Eventually all things devolve to nostalgia with time, wrapped in the aesthetic fear of superficiality, what we gain from their retrieval is how we adapt its ethos to what is important to us now. To dissect the previous and choose which seeds of its being we water and carry with us in progress. Nothing is wholly one thing, and Tamara fits us in a leather jacket that is a mirror, looking at where we’ve come from, where we stand, and the courage to stud and spike ourselves for the march toward a universal freedom of being, for ourselves, our friends, and our communities.

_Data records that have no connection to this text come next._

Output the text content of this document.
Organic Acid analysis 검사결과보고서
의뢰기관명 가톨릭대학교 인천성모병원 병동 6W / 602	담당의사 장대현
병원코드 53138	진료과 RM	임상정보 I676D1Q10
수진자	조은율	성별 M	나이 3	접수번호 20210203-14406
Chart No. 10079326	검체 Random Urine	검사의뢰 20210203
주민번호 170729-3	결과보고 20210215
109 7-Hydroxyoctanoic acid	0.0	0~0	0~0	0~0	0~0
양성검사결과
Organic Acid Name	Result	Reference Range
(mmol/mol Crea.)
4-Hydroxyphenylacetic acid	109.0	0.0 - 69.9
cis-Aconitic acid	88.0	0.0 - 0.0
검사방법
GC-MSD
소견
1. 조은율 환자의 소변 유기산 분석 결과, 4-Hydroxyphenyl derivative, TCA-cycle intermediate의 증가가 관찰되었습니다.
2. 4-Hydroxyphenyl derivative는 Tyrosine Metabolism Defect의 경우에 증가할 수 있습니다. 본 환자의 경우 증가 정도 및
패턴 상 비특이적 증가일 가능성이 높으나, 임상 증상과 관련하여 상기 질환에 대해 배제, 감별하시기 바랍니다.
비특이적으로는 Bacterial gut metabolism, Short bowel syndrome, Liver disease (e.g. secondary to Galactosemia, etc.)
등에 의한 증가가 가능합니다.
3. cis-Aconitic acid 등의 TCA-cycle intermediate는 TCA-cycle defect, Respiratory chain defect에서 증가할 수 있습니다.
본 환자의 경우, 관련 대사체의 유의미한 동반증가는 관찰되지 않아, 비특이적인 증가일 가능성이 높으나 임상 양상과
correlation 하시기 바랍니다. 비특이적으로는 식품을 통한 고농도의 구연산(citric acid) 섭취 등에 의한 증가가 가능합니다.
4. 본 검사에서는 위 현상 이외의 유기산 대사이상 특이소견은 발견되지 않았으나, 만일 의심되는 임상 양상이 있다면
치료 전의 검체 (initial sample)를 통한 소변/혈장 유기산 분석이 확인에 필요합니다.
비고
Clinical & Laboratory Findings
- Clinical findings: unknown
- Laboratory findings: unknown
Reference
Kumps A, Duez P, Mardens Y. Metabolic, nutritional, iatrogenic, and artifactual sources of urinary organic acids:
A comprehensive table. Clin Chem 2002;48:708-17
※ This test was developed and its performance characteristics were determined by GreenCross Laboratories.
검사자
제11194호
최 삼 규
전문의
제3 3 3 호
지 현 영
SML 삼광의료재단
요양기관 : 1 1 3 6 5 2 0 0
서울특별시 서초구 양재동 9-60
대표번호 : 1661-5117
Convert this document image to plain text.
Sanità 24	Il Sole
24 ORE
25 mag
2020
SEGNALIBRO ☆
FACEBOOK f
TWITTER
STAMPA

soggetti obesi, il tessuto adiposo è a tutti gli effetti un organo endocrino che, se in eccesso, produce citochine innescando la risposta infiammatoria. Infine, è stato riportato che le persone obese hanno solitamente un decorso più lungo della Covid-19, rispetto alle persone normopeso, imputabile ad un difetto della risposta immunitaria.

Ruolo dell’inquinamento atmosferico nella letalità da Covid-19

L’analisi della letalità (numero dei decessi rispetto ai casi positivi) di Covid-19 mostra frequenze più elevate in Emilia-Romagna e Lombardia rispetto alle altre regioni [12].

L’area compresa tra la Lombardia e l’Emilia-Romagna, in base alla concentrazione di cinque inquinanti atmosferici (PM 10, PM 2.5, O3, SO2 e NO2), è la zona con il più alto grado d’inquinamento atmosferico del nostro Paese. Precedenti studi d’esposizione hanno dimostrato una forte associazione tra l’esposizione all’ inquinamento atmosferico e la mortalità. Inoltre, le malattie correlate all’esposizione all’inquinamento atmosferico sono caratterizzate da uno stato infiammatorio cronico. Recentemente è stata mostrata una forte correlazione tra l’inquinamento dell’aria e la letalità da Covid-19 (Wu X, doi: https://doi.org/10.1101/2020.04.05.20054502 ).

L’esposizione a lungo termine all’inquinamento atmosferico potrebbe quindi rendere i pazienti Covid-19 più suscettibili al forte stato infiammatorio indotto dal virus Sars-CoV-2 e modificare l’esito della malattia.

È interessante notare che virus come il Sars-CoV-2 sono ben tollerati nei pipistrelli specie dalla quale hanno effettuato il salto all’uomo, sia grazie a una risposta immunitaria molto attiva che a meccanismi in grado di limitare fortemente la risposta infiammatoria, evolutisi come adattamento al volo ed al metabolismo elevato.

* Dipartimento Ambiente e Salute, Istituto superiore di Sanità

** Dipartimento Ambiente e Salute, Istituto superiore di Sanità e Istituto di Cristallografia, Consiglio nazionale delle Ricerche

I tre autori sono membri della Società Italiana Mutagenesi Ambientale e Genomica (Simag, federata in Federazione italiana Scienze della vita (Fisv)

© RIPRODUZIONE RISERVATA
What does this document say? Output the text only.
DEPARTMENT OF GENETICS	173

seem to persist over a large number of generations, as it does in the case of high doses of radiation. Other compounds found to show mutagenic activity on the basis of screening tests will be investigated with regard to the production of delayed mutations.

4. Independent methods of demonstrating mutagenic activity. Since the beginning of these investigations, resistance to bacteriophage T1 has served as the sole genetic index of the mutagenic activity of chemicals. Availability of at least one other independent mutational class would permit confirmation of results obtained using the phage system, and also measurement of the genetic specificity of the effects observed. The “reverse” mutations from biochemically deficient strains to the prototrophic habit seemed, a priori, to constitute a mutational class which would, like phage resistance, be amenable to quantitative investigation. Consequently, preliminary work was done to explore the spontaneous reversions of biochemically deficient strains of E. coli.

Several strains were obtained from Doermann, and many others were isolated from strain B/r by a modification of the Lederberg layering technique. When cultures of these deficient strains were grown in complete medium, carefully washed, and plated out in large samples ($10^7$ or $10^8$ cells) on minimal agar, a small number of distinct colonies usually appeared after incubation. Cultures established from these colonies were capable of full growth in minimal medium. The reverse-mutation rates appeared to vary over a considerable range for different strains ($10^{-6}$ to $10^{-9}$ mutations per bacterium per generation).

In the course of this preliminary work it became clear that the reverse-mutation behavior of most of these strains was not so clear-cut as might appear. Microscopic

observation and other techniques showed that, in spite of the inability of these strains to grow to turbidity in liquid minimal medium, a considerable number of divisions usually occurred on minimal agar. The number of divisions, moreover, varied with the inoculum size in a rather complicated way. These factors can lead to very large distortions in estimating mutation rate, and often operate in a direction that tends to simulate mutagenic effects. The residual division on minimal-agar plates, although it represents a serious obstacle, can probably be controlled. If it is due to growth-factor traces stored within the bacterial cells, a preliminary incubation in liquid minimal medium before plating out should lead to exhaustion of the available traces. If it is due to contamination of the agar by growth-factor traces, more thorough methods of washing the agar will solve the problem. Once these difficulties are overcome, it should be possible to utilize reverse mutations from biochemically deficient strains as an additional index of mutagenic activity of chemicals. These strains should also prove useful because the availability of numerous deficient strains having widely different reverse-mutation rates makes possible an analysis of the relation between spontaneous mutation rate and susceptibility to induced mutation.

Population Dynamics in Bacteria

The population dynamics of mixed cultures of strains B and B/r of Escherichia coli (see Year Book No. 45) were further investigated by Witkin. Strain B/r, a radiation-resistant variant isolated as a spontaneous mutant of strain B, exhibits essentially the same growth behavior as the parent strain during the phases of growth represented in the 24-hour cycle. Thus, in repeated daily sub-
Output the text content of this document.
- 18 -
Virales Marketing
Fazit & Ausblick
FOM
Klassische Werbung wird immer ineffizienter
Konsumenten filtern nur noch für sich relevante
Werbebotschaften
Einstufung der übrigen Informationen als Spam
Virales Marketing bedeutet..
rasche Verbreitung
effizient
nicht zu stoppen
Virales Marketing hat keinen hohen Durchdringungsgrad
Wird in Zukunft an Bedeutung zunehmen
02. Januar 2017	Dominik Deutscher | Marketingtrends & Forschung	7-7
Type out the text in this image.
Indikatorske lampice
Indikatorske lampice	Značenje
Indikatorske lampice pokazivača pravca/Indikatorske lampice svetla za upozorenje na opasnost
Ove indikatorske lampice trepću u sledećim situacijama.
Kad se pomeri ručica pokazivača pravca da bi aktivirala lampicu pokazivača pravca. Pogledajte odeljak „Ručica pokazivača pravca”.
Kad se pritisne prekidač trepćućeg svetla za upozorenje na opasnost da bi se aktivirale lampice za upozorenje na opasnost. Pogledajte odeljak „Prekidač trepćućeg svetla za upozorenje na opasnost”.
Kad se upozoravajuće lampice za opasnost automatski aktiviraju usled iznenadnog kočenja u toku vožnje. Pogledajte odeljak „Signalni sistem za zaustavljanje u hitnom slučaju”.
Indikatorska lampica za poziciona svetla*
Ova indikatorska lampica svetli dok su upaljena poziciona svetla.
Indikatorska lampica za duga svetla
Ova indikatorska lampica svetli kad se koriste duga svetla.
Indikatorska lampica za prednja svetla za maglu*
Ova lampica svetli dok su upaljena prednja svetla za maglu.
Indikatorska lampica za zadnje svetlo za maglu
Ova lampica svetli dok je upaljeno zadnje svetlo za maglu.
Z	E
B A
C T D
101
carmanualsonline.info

Rebel Irreverence is viewable by appointment at Selenas Mountain through November 29, 2020.
Tamara Santibañez
Tamara Santibañez (b. 1987) is a multimedia artist living and working in Brooklyn. Their work is rooted in subcultural semiotics, exploring the meanings we assign to materials and accessories. Enlisting inanimate objects as stand-ins for human figures and relationships, Santibañez emphasizes the undulating exchange between power and vulnerability, otherness and assimilation, generational expectations and individual capability.
In 2019 Santibañez was awarded the Van Lier Fellowship at the Museum of Arts and Design in New York City and was a recipient of the Ruth and Harold Chenven Foundation Grant. Their work has been exhibited at JTT Gallery, Andrew Edlin Gallery, the Leather Archives and Museum in Chicago, and in performance at MoMA PS1, among others. They are the founding editor of New York-based independent publishing house Discipline Press and editor of the 2018 anthology Sexiness: Rituals, Revisions, and Reconstructions (Sang Bleu/Discipline Press).
They bring their experience in community organizing to their creative and tattooing work, visualizing tattooing as a transformative practice, a space for healing, and as a vehicle for resistance to mechanisms of oppression.
Selenas Mountain
Selenas Mountain is a contemporary art gallery in Ridgewood, NY. The program presents a diversity of voices and mediums, with a focus on thematic group exhibitions and original solo exhibitions by emerging contemporary artists. Beyond the exhibition program, the gallery also hosts readings, film screenings, off-site curated exhibitions, and other events. The gallery is a hybrid of two previous Bushwick galleries Selena (2016-2018) and MOUNTAIN (2016-2018).